The ascetic character of the rightful exercise of power is seldom appreciated.
(Methodism's vision), a role enshrined in Methodism of the 1950s, assumed that the church's primary role was to support those who think they run the world. In contrast, I wanted a church capable of reminding those who think they rule the world that they were in the grip of a deep delusion.
...it is quite fascinating to realize that, like Samuel, my life has been shaped by a time of transition. Samuel was caught between the judges and kingship. I am caught between a church that once assumed a kingly role and a church that now awaits an uncertain future.
...ethics is but a name for exposing the practical character of theological speech.
There is a selflessness about the work of editors that I deeply admire. They are seldom credited for the imaginative work they do in order to force authors to see what they should write and how to write more clearly.
...Yoder argued that, until recently, Christians have not assumed that the things we undertake as humans are best considered in terms of what makes them go right. Rather, Christians are people who know what to do when something goes wrong.
One of the things I have learned from John is that the apocalyptic character of our faith in Christ requires that we learn how to recognize how extraordinary the ordinary is.
I do not pretend that I have learned to play the game of Christianity well, but I have certainly played it in good company.
...at sixty I began to realize that death was not just a theoretical possibility-- even for me.
...I have little sympathy with natural theology... that is, as the attempt to prove the existence of God by unencumbered reason.
...to privilege Jesus' cross and resurrection is to make a claim about reality that invites and requires Christians to see the world differently than others.
For the world, time is simply a causal sequence that makes what appears to have happened seem a matter of necessity. "Things just turned out that way." For Christians, however, time is apocalyptic, that is, it concerns the otherness and priority of God's cosmic and historical act through Jesus' singular life.
...Jesus' death and resurrection determine everything, even our understanding of time and of the retrospective narrative of events that we call "history."
Barth, through his own theological speech, provided us with the ongoing training to help us recover the basic grammar that should constitute our lives as Christians, a grammar rooted in the cross and resurrection of Jesus.
I knew we were in deep theological trouble as soon as politicians and commentators made the claim that September 11 had forever changed the world. Most Americans, Christian and non-Christian, quickly concluded that September 11 was a decisive event. That was exactly the problem. For Christians, the decisive change in the world, the apocalyptic event that transformed how all other events are to be understood, occurred in A.D. 33.

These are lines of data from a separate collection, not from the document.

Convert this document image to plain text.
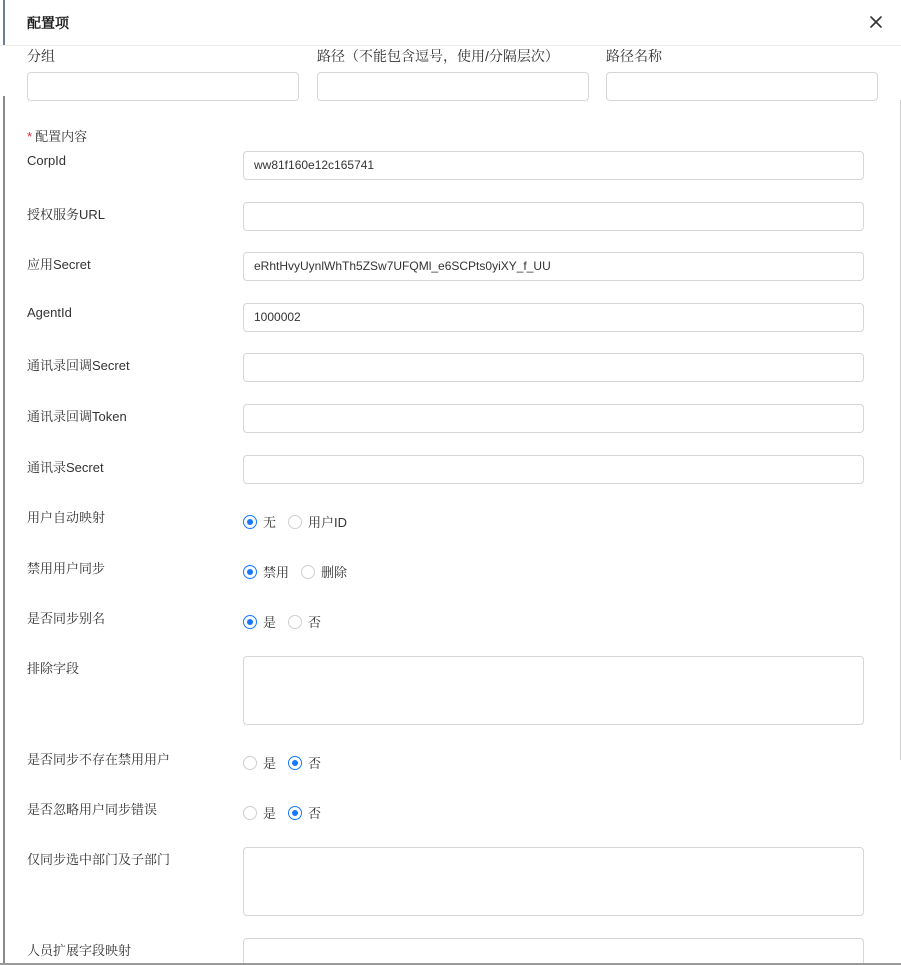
配置项
分组	路径（不能包含逗号，使用/分隔层次）	路径名称
* 配置内容
CorpId	ww81f160e12c165741
授权服务URL
应用Secret	eRhtHvyUynlWhTh5ZSw7UFQMl_e6SCPts0yiXY_f_UU
AgentId	1000002
通讯录回调Secret
通讯录回调Token
通讯录Secret
用户自动映射	无 用户ID
禁用用户同步	禁用 删除
是否同步别名	是 否
排除字段
是否同步不存在禁用用户	是 否
是否忽略用户同步错误	是 否
仅同步选中部门及子部门
人员扩展字段映射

It is hard to remember that Jesus did not come to make us safe, but rather he came to make us disciples, citizens of (God's) new age, a kingdom of surprise.
War is impatience. Christians believe that through cross and resurrection we have been given the time to be patient in a world of impatience.
I was with Tommy (Langford) the day before he died. I asked him if he was frightened to die. He said, "No, that would be a philosophical mistake. I do think, however, that I will miss my friends."
Methodism was a reform movement in the Church of England that by accident became a church in America.
I do not speculate what life with God after death might be. I am quite content to leave that up to God.
I hope the story I have told of being Hannah's child makes no sense if the one true God is not fully present in Jesus Christ.
2 comments:
..at sixty I began to realize that death was not just a theoretical possibility-- even for me.
I'm sorry that it took him until 60. Although I don't know if any of us ever really understands our mortality until and unless we think we are facing imminent death, I think it's only when we know that we will die that we can begin to learn about our freedom in Christ - including the freedom of death. I hope to keep learning to my grave and beyond. Perfect love casts out fear.
For me it was quite early-- when I turned 25. Why, then, I have no idea.